Description
Our box Summer Stories contains four heartening short stories by some of literature’s most beloved authors. Discover tales of love and joy, festivities and sorrow, interwoven with valuable lessons – all against the backdrop of glistening summer greenery.
This box includes four books:
Virginia Woolf – Kew Gardens
Kew Gardens encapsulates the flair of modernism and Woolf’s pioneering literary style. Set in the titular botanical garden in south-west London on a warm summer day, the story is a collection of glimpses into the lives of four groups of visitors. Told in intricate and lavish detail by an unnamed narrator, the story has no unifying narrative. Rather, it follows the visitors as they meander past a lustrous bed of flowers – giving a fleeting snippet of their lives: their memories, associations and reflections, all spurred by the sprawling greenery.

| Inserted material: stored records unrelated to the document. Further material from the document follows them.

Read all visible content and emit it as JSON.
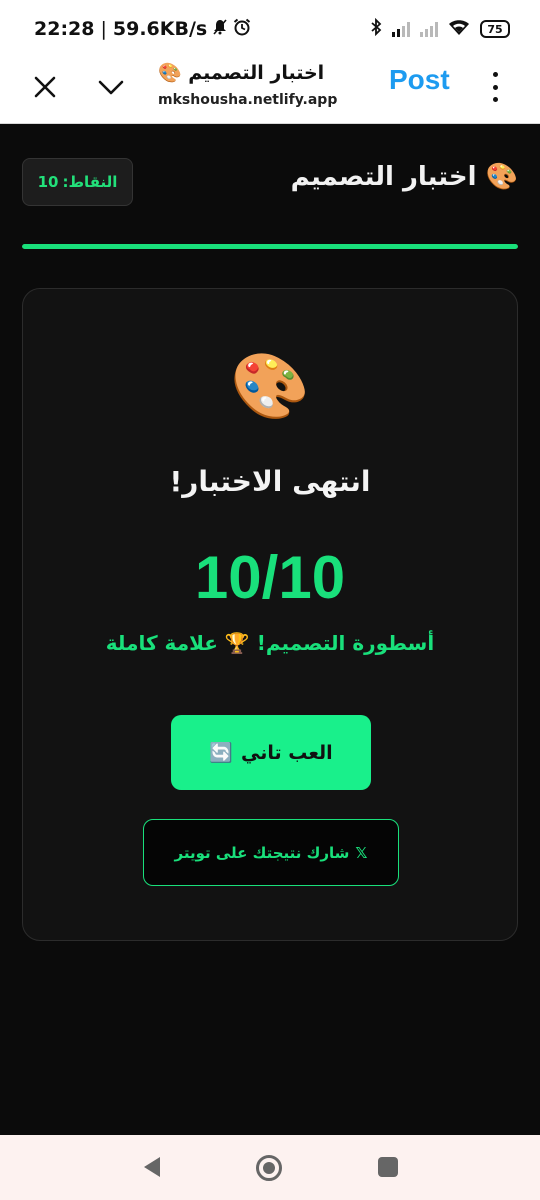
{
  "status_bar": {
    "time": "22:28",
    "separator": "|",
    "net_speed": "59.6KB/s",
    "mute_icon": "bell-slash-icon",
    "alarm_icon": "alarm-clock-icon",
    "bluetooth_icon": "bluetooth-icon",
    "wifi_icon": "wifi-icon",
    "battery_level": "75"
  },
  "browser": {
    "page_title": "اختبار التصميم 🎨",
    "url": "mkshousha.netlify.app",
    "post_label": "Post",
    "post_color": "#1d9bf0"
  },
  "quiz": {
    "title": "🎨 اختبار التصميم",
    "points_label": "النقاط:",
    "points_value": "10",
    "progress": 1.0,
    "accent_color": "#19e07b"
  },
  "result": {
    "icon": "🎨",
    "heading": "انتهى الاختبار!",
    "score": "10/10",
    "message": "أسطورة التصميم! 🏆 علامة كاملة",
    "play_again_label": "العب تاني",
    "play_again_icon": "🔄",
    "share_icon": "𝕏",
    "share_label": "شارك نتيجتك على تويتر"
  }
}
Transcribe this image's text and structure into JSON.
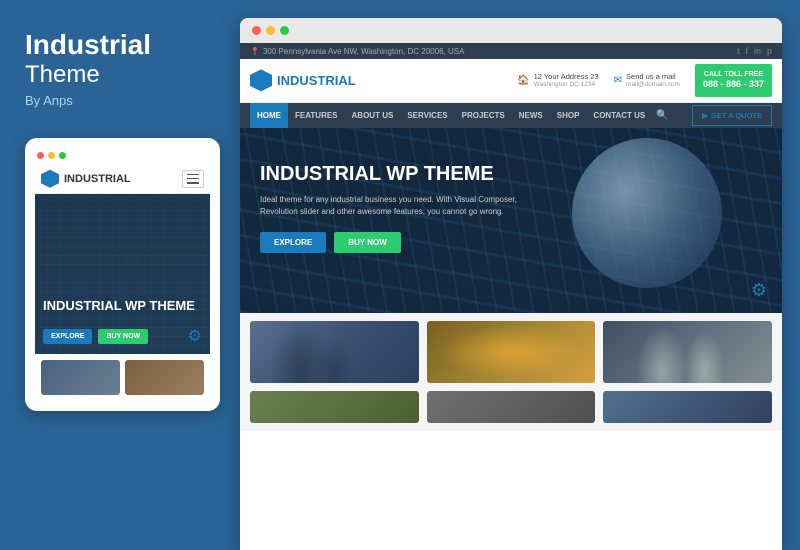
{
  "left": {
    "brand_title": "Industrial",
    "brand_sub": "Theme",
    "by_author": "By Anps"
  },
  "mobile": {
    "dots": [
      "red",
      "yellow",
      "green"
    ],
    "logo_text": "INDUSTRIAL",
    "hero_title": "INDUSTRIAL WP\nTHEME",
    "btn_explore": "EXPLORE",
    "btn_buynow": "BUY NOW"
  },
  "site": {
    "topbar_address": "300 Pennsylvania Ave NW, Washington, DC 20006, USA",
    "logo_text": "INDUSTRIAL",
    "address_label": "12 Your Address 23",
    "address_sub": "Washington DC 1234",
    "email_label": "Send us a mail",
    "email_val": "mail@domain.com",
    "call_label": "CALL TOLL FREE",
    "call_number": "088 - 886 - 337",
    "nav_items": [
      "HOME",
      "FEATURES",
      "ABOUT US",
      "SERVICES",
      "PROJECTS",
      "NEWS",
      "SHOP",
      "CONTACT US"
    ],
    "nav_active": "HOME",
    "nav_quote": "GET A QUOTE",
    "hero_title": "INDUSTRIAL WP THEME",
    "hero_desc": "Ideal theme for any industrial business you need. With Visual Composer, Revolution slider and other awesome features, you cannot go wrong.",
    "btn_explore": "EXPLORE",
    "btn_buy": "BUY NOW",
    "news_label": "NewS"
  },
  "colors": {
    "primary": "#1a7abb",
    "accent": "#2ecc71",
    "dark": "#2c3e50"
  }
}
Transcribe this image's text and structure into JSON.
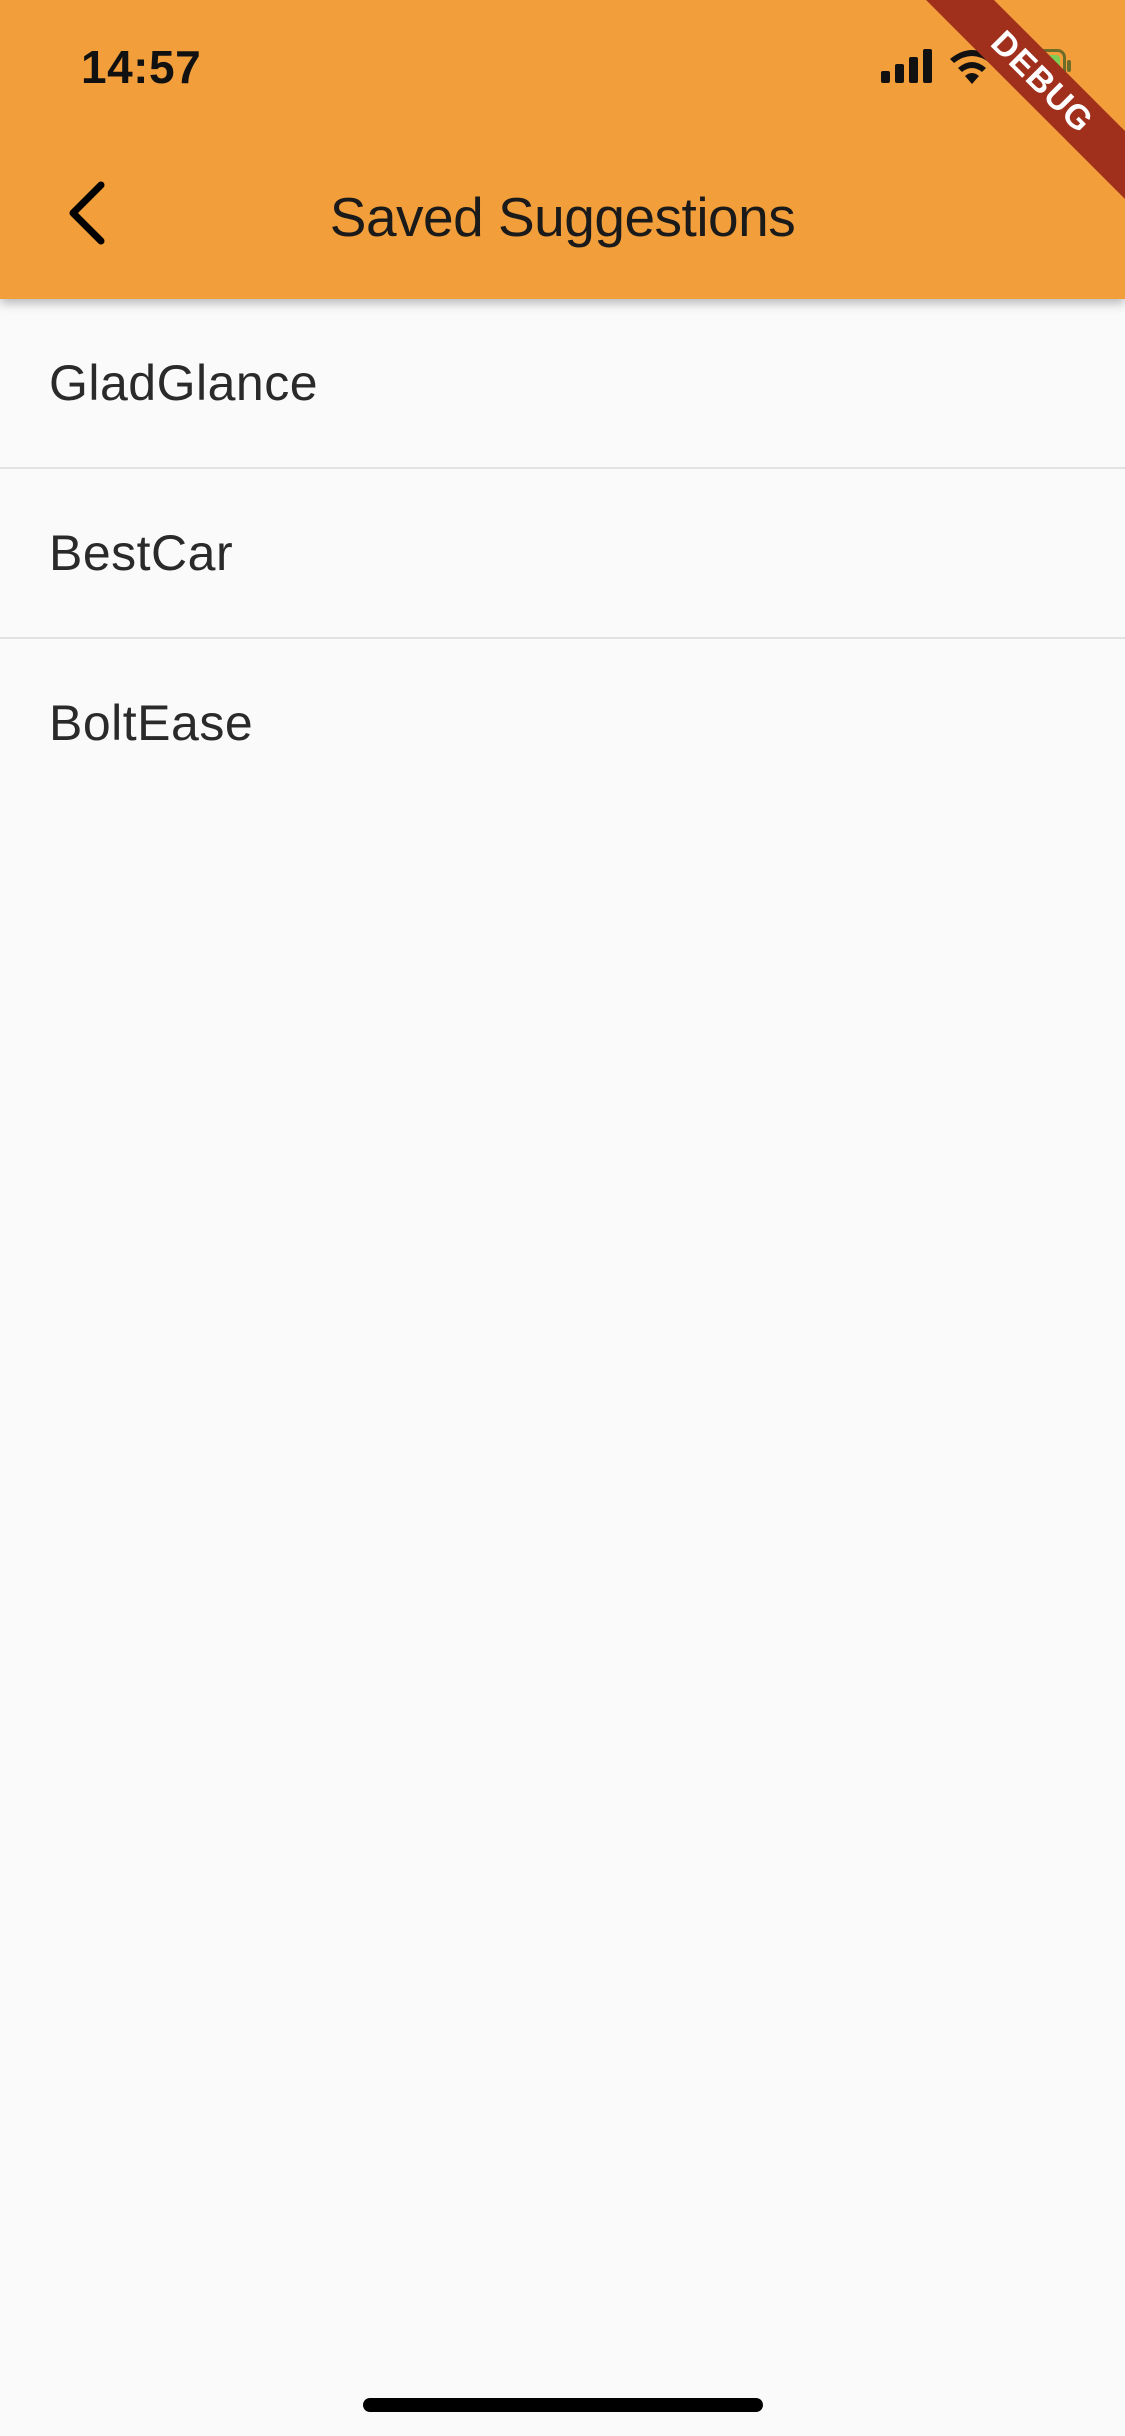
{
  "status_bar": {
    "time": "14:57",
    "icons": [
      "cellular-signal-icon",
      "wifi-icon",
      "battery-charging-icon"
    ]
  },
  "app_bar": {
    "title": "Saved Suggestions",
    "back_icon": "chevron-left-icon",
    "background_color": "#f29e3a"
  },
  "debug_banner": {
    "label": "DEBUG",
    "color": "#a0301c"
  },
  "saved_list": {
    "items": [
      {
        "label": "GladGlance"
      },
      {
        "label": "BestCar"
      },
      {
        "label": "BoltEase"
      }
    ]
  }
}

James Joyce – The Boarding House
Mrs. Mooney escapes her abusive husband and establishes a successful boarding house in Dublin. There she goes by the moniker “The Madam” and oversees a diverse array of guests, including office workers, tourists and musicians, with a firm yet steady hand. Among the boarders is Mr. Doran, who succumbs to temptation and becomes romantically involved with Mrs. Mooney’s daughter, Polly. As societal pressures loom over their relationship, the question arises if marriage is the only viable path in 20th-century Dublin. The affair reaches a decisive turning point on a scorching summer day.
Through The Boarding House, James Joyce offers a glimpse into a time where marriage is defined more by duty and societal norms than by love and affection.
Edith Wharton – The Quicksand
New York at the turn of the century. In The Quicksand, Edith Wharton, author of the novel The Age of Innocence, gives us a glimpse of the aristocratic Manhattan of the time. Unfolding on a pre-summer day at the Upper East Side’s Metropolitan Museum of Art, this multi-layered short story brings unexpected twists and ironic consequences in a triangle drama between a distinguished mother, her passionate son, and his free-thinking lover.
Katherine Mansfield – The Garden Party
First published in 1922, The Garden Party is a treasured short story by one of the prime innovators of the genre. Basking in the perfection of a splendid summer day, the prosperous Sheridan family is set to host a garden party at their estate. Amid the arrangements, a worker unexpectedly dies. Yet the family refuses to cancel the party, despite the youngest daughter, Laura’s, remonstrations. Strong emotions bubble to the surface when her mother insists that she should be the one to deliver a basket of leftovers to the grieving family as a gesture of sympathy.